Die belangte Behörde hätte im Rahmen der Beschwerdevorentscheidung Möglichkeit gehabt ihren rechtlichen Standpunkt zu vertiefen und umfassend darzulegen. Vielmehr ist dies nur im Wege einer kurzen Stellungnahme im Rahmen der Beschwerdevorlage erfolgt. Damit hat sich die belangte Behörde aber nicht ihrer rechtlichen Möglichkeiten bedient.
Aus all den genannten Gründen war daher der angefochtene Bescheid aufzuheben und der Beschwerde stattzugeben.
Entfall der mündlichen Verhandlung
Gemäß § 24 Abs. 1 VwGVG hat das Verwaltungsgericht auf Antrag oder, wenn es dies für erforderlich hält, von Amts wegen eine öffentliche mündliche Verhandlung durchzuführen.
Gemäß § 24 Abs. 3 1. Satz VwGVG hat der Beschwerdeführer die Durchführung einer Verhandlung in der Beschwerde oder im Vorlageantrag zu beantragen.
Von der Durchführung einer mündlichen Verhandlung konnte gemäß § 24 Abs. 4 VwGVG Abstand genommen werden, zumal der Sachverhalt aus der Aktenlage in Verbindung mit der Beschwerde geklärt erscheint und eine mündliche Erörterung die weitere Klärung der Rechtssache nicht erwarten lässt.

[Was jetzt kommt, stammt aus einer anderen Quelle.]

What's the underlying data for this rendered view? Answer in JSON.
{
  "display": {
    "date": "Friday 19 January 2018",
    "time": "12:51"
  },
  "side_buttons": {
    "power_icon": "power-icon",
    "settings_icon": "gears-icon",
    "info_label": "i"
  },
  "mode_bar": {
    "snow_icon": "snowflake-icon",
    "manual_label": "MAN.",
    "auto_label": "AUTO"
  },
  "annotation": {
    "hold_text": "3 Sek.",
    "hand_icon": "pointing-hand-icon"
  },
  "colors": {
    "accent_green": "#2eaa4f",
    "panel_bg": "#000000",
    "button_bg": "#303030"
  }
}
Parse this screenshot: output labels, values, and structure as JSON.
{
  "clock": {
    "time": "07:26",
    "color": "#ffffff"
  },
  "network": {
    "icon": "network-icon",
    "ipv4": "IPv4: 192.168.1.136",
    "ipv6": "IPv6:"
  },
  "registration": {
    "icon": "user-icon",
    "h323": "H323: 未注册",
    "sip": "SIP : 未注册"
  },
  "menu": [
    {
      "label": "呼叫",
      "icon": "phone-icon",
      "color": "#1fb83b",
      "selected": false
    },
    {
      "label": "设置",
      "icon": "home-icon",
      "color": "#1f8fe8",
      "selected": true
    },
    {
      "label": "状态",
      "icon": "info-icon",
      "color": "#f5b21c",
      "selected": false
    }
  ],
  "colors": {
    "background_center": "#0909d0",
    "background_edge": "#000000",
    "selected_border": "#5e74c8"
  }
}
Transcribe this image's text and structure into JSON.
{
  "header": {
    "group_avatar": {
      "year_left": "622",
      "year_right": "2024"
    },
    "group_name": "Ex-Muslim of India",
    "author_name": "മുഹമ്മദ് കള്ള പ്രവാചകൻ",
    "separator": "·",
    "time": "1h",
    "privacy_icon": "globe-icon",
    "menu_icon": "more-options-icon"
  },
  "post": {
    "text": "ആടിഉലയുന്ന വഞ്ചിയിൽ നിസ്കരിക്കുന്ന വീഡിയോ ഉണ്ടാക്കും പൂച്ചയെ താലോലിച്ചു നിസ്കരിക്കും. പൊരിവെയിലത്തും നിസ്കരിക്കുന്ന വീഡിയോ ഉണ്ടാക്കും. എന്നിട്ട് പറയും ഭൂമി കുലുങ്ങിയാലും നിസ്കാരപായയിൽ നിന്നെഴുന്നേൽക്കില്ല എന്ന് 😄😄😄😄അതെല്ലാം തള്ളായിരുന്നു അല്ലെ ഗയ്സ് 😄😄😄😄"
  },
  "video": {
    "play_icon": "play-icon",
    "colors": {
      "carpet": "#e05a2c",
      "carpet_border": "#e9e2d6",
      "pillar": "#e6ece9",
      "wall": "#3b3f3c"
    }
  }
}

Dem Grundsatz der materiellen Wahrheit und der Wahrung des Parteiengehörs kann im vorliegenden Fall durch eine mündliche Verhandlung nicht besser und effizienter entsprochen werden. Dem Entfall der Verhandlung stehen auch weder Art. 6 Abs. 1 der Konvention zum Schutze der Menschenrechte und Grundfreiheiten, BGBl. Nr. 210/1958 noch Art. 47 der Charta der Grundrechte der Europäischen Union, ABl. Nr. C83 vom 30.03.2010, S. 389, entgegen.
Zu B) Unzulässigkeit der Revision:
Gemäß § 25a Abs. 1 VwGG hat das Verwaltungsgericht im Spruch seines Erkenntnisses oder Beschlusses auszusprechen, ob die Revision gemäß Art. 133 Abs. 4 B-VG zulässig ist. Der Ausspruch ist kurz zu begründen.
Die Revision ist gemäß Art. 133 Abs. 4 B-VG nicht zulässig, weil die Entscheidung nicht von der Lösung einer Rechtsfrage abhängt, der grundsätzliche Bedeutung zukommt. Weder weicht die gegenständliche Entscheidung von der bisherigen Rechtsprechung des Verwaltungsgerichtshofes ab, noch fehlt es an einer Rechtsprechung; weiters ist die vorliegende Rechtsprechung des Verwaltungsgerichtshofes auch nicht als uneinheitlich zu beurteilen. Auch liegen keine sonstigen Hinweise auf eine grundsätzliche Bedeutung der zu lösenden Rechtsfrage vor.